ANZAC spirit remains unbowed by COVID-19 pandemic

  • First time traditional ANZAC Day services have been cancelled since World War 2
  • No dawn service or special events to be held at Kings Park War Memorial this year
  • Western Australians encouraged to personalise the way we honour our veterans
  • ABC radio and television to broadcast ANZAC Day commemorative services  
  • Premier Mark McGowan and Veterans Issues Minister Peter Tinley are encouraging Western Australians to commemorate ANZAC Day and our veterans at home this year.

    The COVID-19 pandemic has sparked the first cancellation of traditional ANZAC Day services since World War 2.

    This year all Western Australians are encouraged to stay home to keep our community safe and are reminded the traditional dawn service at Kings Park War Memorial is cancelled.

    But Western Australians can still pay tribute in a more personal way to the men and women who served and sacrificed their lives for our country.

    The RSLWA is urging Western Australians to take part in a ‘home’ ANZAC Day Dawn Service by standing at the end of their driveways, or on their balconies, in quiet contemplation at 5:55am on April 25.

    At about 5.55am, ABC Radio and ABCTV will broadcast The Last Post, followed by a minute of silence as part of the National Memorial Service program by the Australian War Memorial.
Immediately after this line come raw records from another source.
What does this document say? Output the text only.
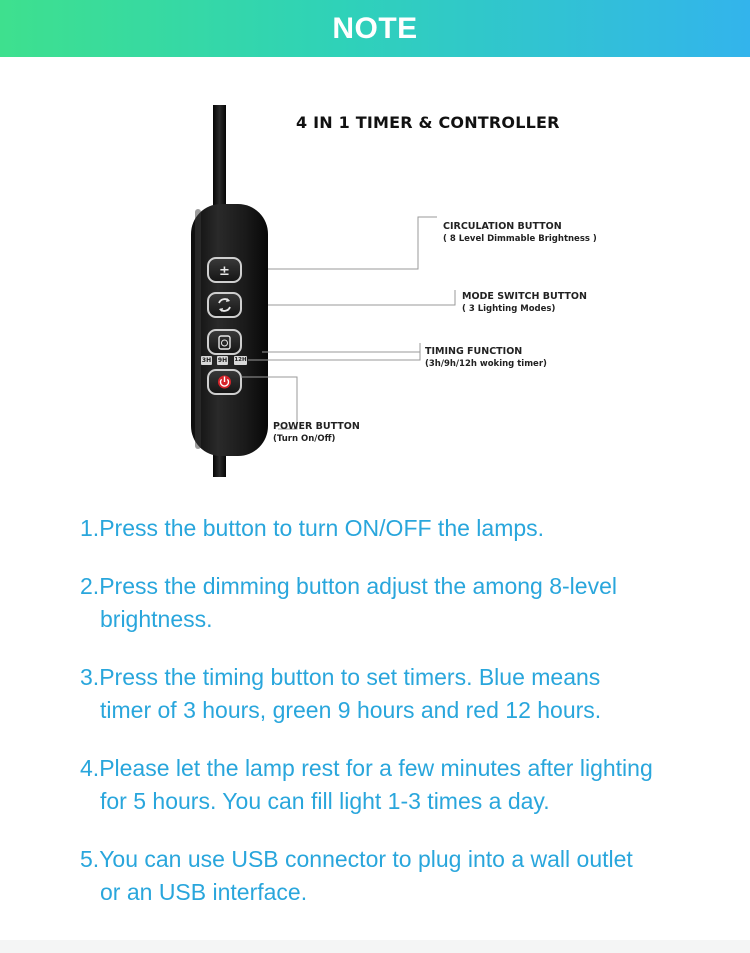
NOTE
±
4 IN 1 TIMER & CONTROLLER
CIRCULATION BUTTON
( 8 Level Dimmable Brightness )
MODE SWITCH BUTTON
( 3 Lighting Modes)
TIMING FUNCTION
(3h/9h/12h woking timer)
POWER BUTTON
(Turn On/Off)
3H 9H 12H
1.Press the button to turn ON/OFF the lamps.
2.Press the dimming button adjust the among 8-level
brightness.
3.Press the timing button to set timers. Blue means
timer of 3 hours, green 9 hours and red 12 hours.
4.Please let the lamp rest for a few minutes after lighting
for 5 hours. You can fill light 1-3 times a day.
5.You can use USB connector to plug into a wall outlet
or an USB interface.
    At 11.30am, ABC Radio and ABCTV will also broadcast a two-minute reflection which will include The Ode and The Last Post, followed by a minute of silence.

    As stated by Premier Mark McGowan:

    “This is the first time since World War 2 traditional ANZAC Day services are not being held – any other year thousands of people would visit our memorials and line the streets to say thank you to our veterans and soldiers.

    “This year we need to stay home to keep our communities safe from COVID-19 – I know this will be hard for many of us, but for the safety of everyone please do not attend any public memorials.

    “However this in no way diminishes the meaning and importance of ANZAC Day to Western Australians.

    “There are many other ways to pay our respects – the RSL is encouraging people to stand at the end of their driveways at 5.55am for a moment of silent contemplation.

    “Memorial services, including the Last Post and minute of silence, will be broadcast on both ABC Radio and ABCTV.”

    As stated by Veterans Issues Minister Peter Tinley:

    “Every ANZAC Day, we pause to remember those who fought and died since that day in 1915 and to honour those who have defended our values and freedoms, in wars, conflicts and peacekeeping operations.

    “From an Australian population of fewer than five million, 416,809 men and women, including 32,231 Western Australians enlisted for World War One – also known as the Great War.

    “Western Australians were presented with 10 of the 64 Victoria Crosses awarded to members of the First Australian Imperial Force.

    “During World War II, 61,575 Western Australians enlisted – the highest number per capita of any Australian State or Territory.

    “In the 106 years since the outbreak of World War One, there remains an enduring significance of their sacrifice in the hearts and minds of Australians.

    “The ANZAC spirit carried Australians through World War II, the Malayan Emergency, the Korean War, Borneo, Vietnam and more recently, Iraq and Afghanistan.

    “In 2020, in these most unusual circumstances, we can still pause and we can still remember.”